Assalamu'alaikum waroh matullahi wabarokatuh saudara sekalian

Sahabat Ikhwan & Akhwat

Sabtu, 02 November 2013

Pintu cabul

Tidak sedikit terjadi kasus pencabulan. Penyesalan tinggalah penyesalan, keperawanan hilang direnggut orang.
Meski belum menjadi seorang ayah, tapi saya merasa sedih, lebih menyedihkan lagi ini dilakukan karena suka sama suka mengatasnamakan cinta. Ditambah lagi tidak sedikit orangtua zaman sekarang merasa bangga ketika anaknya berpacaran.
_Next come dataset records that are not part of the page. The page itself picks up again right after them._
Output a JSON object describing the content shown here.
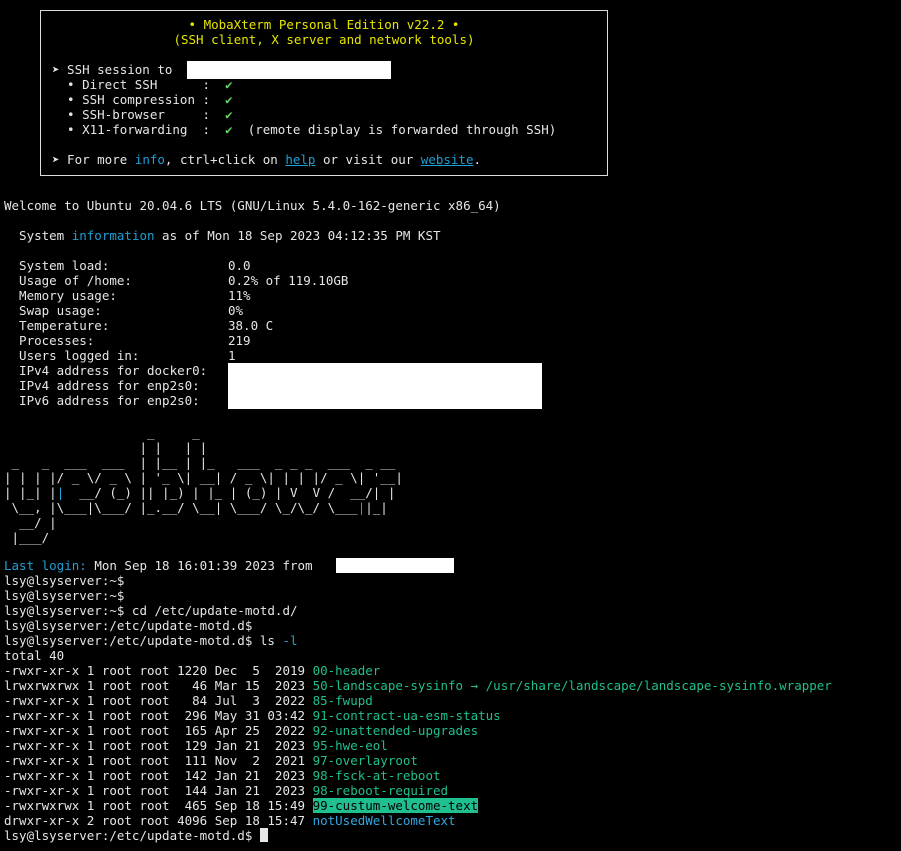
{
  "banner": {
    "title": "• MobaXterm Personal Edition v22.2 •",
    "subtitle": "(SSH client, X server and network tools)",
    "session_prefix": "➤ SSH session to",
    "rows": [
      {
        "label": "  • Direct SSH      :",
        "check": "✔",
        "note": ""
      },
      {
        "label": "  • SSH compression :",
        "check": "✔",
        "note": ""
      },
      {
        "label": "  • SSH-browser     :",
        "check": "✔",
        "note": ""
      },
      {
        "label": "  • X11-forwarding  :",
        "check": "✔",
        "note": "(remote display is forwarded through SSH)"
      }
    ],
    "more_prefix": "➤ For more ",
    "info_word": "info",
    "more_mid": ", ctrl+click on ",
    "help_link": "help",
    "more_mid2": " or visit our ",
    "website_link": "website",
    "more_end": "."
  },
  "welcome": "Welcome to Ubuntu 20.04.6 LTS (GNU/Linux 5.4.0-162-generic x86_64)",
  "sysinfo_prefix": "  System ",
  "sysinfo_word": "information",
  "sysinfo_suffix": " as of Mon 18 Sep 2023 04:12:35 PM KST",
  "stats": [
    {
      "label": "  System load:",
      "value": "0.0"
    },
    {
      "label": "  Usage of /home:",
      "value": "0.2% of 119.10GB"
    },
    {
      "label": "  Memory usage:",
      "value": "11%"
    },
    {
      "label": "  Swap usage:",
      "value": "0%"
    },
    {
      "label": "  Temperature:",
      "value": "38.0 C"
    },
    {
      "label": "  Processes:",
      "value": "219"
    },
    {
      "label": "  Users logged in:",
      "value": "1"
    },
    {
      "label": "  IPv4 address for docker0:",
      "value": ""
    },
    {
      "label": "  IPv4 address for enp2s0:",
      "value": ""
    },
    {
      "label": "  IPv6 address for enp2s0:",
      "value": ""
    }
  ],
  "last_login_label": "Last login:",
  "last_login_text": " Mon Sep 18 16:01:39 2023 from",
  "prompts": [
    "lsy@lsyserver:~$",
    "lsy@lsyserver:~$",
    "lsy@lsyserver:~$ cd /etc/update-motd.d/",
    "lsy@lsyserver:/etc/update-motd.d$"
  ],
  "ls_prompt": "lsy@lsyserver:/etc/update-motd.d$ ls ",
  "ls_flag": "-l",
  "total": "total 40",
  "files": [
    {
      "meta": "-rwxr-xr-x 1 root root 1220 Dec  5  2019 ",
      "name": "00-header",
      "style": "teal",
      "target": ""
    },
    {
      "meta": "lrwxrwxrwx 1 root root   46 Mar 15  2023 ",
      "name": "50-landscape-sysinfo",
      "style": "teal",
      "target": " → /usr/share/landscape/landscape-sysinfo.wrapper"
    },
    {
      "meta": "-rwxr-xr-x 1 root root   84 Jul  3  2022 ",
      "name": "85-fwupd",
      "style": "teal",
      "target": ""
    },
    {
      "meta": "-rwxr-xr-x 1 root root  296 May 31 03:42 ",
      "name": "91-contract-ua-esm-status",
      "style": "teal",
      "target": ""
    },
    {
      "meta": "-rwxr-xr-x 1 root root  165 Apr 25  2022 ",
      "name": "92-unattended-upgrades",
      "style": "teal",
      "target": ""
    },
    {
      "meta": "-rwxr-xr-x 1 root root  129 Jan 21  2023 ",
      "name": "95-hwe-eol",
      "style": "teal",
      "target": ""
    },
    {
      "meta": "-rwxr-xr-x 1 root root  111 Nov  2  2021 ",
      "name": "97-overlayroot",
      "style": "teal",
      "target": ""
    },
    {
      "meta": "-rwxr-xr-x 1 root root  142 Jan 21  2023 ",
      "name": "98-fsck-at-reboot",
      "style": "teal",
      "target": ""
    },
    {
      "meta": "-rwxr-xr-x 1 root root  144 Jan 21  2023 ",
      "name": "98-reboot-required",
      "style": "teal",
      "target": ""
    },
    {
      "meta": "-rwxrwxrwx 1 root root  465 Sep 18 15:49 ",
      "name": "99-custum-welcome-text",
      "style": "hl",
      "target": ""
    },
    {
      "meta": "drwxr-xr-x 2 root root 4096 Sep 18 15:47 ",
      "name": "notUsedWellcomeText",
      "style": "blue",
      "target": ""
    }
  ],
  "final_prompt": "lsy@lsyserver:/etc/update-motd.d$ ",
  "colors": {
    "accent_green": "#1fbf8f",
    "link_blue": "#1f9fd6",
    "banner_yellow": "#e6e600",
    "check_green": "#5fd75f"
  }
}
Tak jarang kita melihat sepasang remaja berboncengan mesra. Si cewek merangkulkan tangannya ke perut cowoknya dengan manja. Begitu rapatnya tubuh mereka saling menempel atau yang dikenal dengan istilah “nyendok”. Entah apa yang mereka rasakan. Padahal, mereka notabene masih palajar dan bukan muhrim.
Di jalan, kafe, taman, swalayan, dan di acara hiburan, banyak bertebaran pasangan kekasih yang sedang asyik menikmati kebersamaannya. Seakan dunia milik mereka berdua. Begitu asyik, begitu mesra, begitu menghayutkan, tidak ada sekat jarak antara keduanya. Layaknya sudah halal bersentuhan bahkan berhubungan badan. Masya Allah.
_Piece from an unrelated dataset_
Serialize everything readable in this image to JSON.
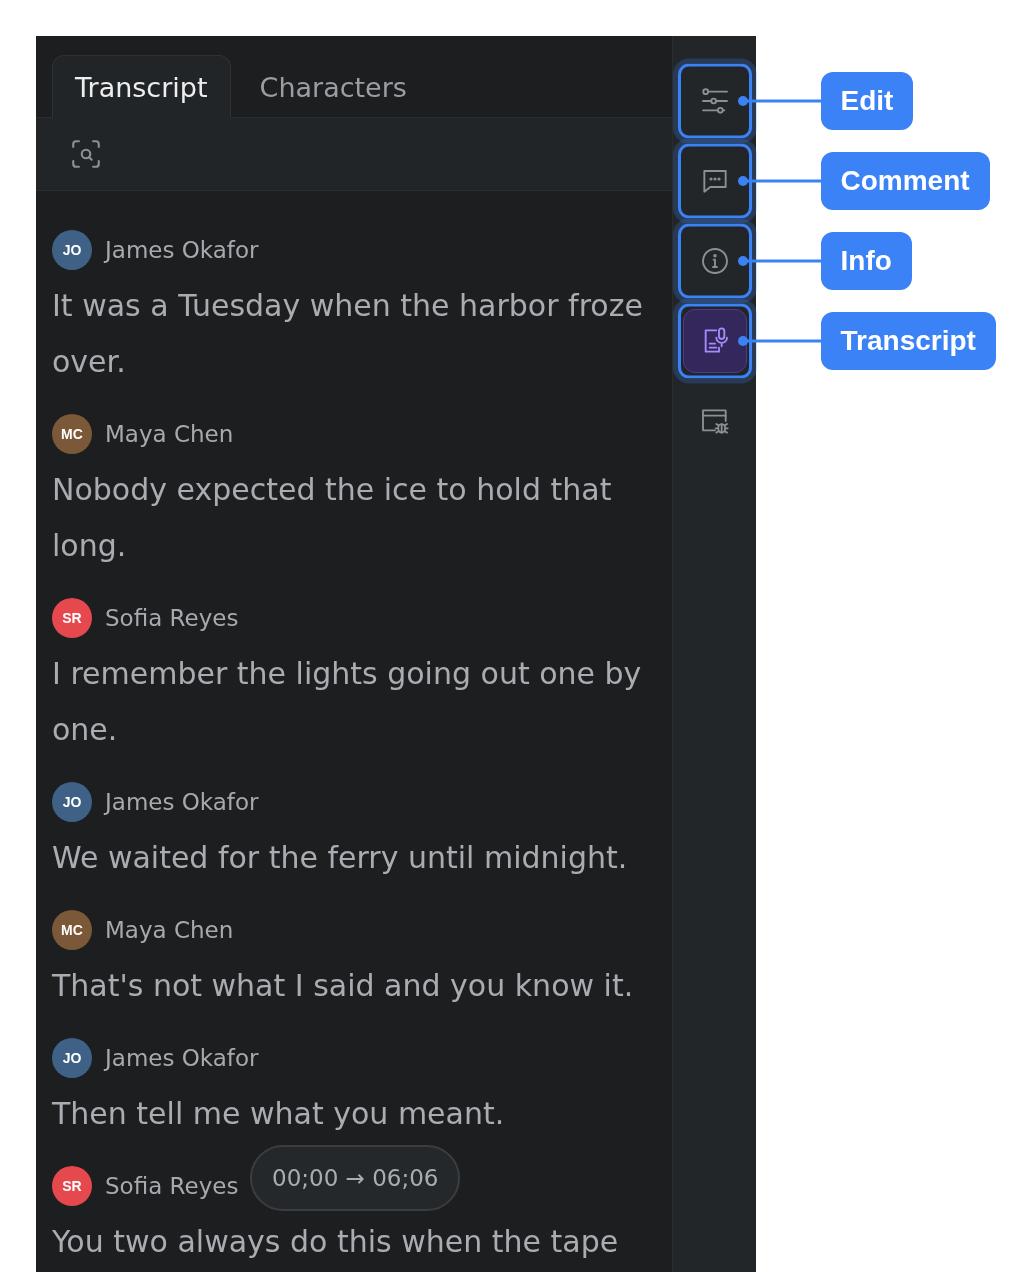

Rasa penasaran  melihat teman-teman remaja berpacaran yang begitu mesranya membuat saya iseng bertanya, sejauh mana aktivitas pacaran mereka. Sembilan puluh Sembilan persen teman-teman mengakui sudah pernah melakukan hubungan intim dengan pacarnya, pacar temannya, bahkan temannya. Sudah banyak cerita pelajar SD hingga SMA tidak ikut UN karena hamil. “Mumpung masih muda wal,” begitu ucapnya. Astagfirullah.
Inikah namanya cinta? Inikah pacaran yang begitu mendewakan kebebasan? Entah apa yang melandasi perilaku mereka, kebanggaankah? Kepuasan? Biar dianggap gaul? Takut dianggap ndeso? Ataukah suatu hobi? Karena begitu mudahnya gonta-ganti pasangan.
Inikah pacaran era modern? Di mana bila dua anak manusia sudah sepakat untuk menjadi kekasih, berarti harus bersedia untuk saling memberi dan menerima terutama yang bersifat fisik. Saya tidak tahu, apakah orangtua tidak tahu atau pura-pura tidak tahu. Anehnya ada orangtua yang bangga anaknya berpacaran, saat dijemput pacarnya, bahkan mengatakan “Kaya nggak pernah muda saja”, “jangan pulang malam-malam ya nak, sampai pukul 22.00 saja”. Wow.
Biasanya model pacaran seperti ini, banyak putusnya daripada nyambungnya menuju mahligai rumah tangga. Karena kalau sudah “merasakan”, apalagi yang “inti” itu, biasanya yang terjadi selanjutnya ya goodbye alias cari yang lain dong.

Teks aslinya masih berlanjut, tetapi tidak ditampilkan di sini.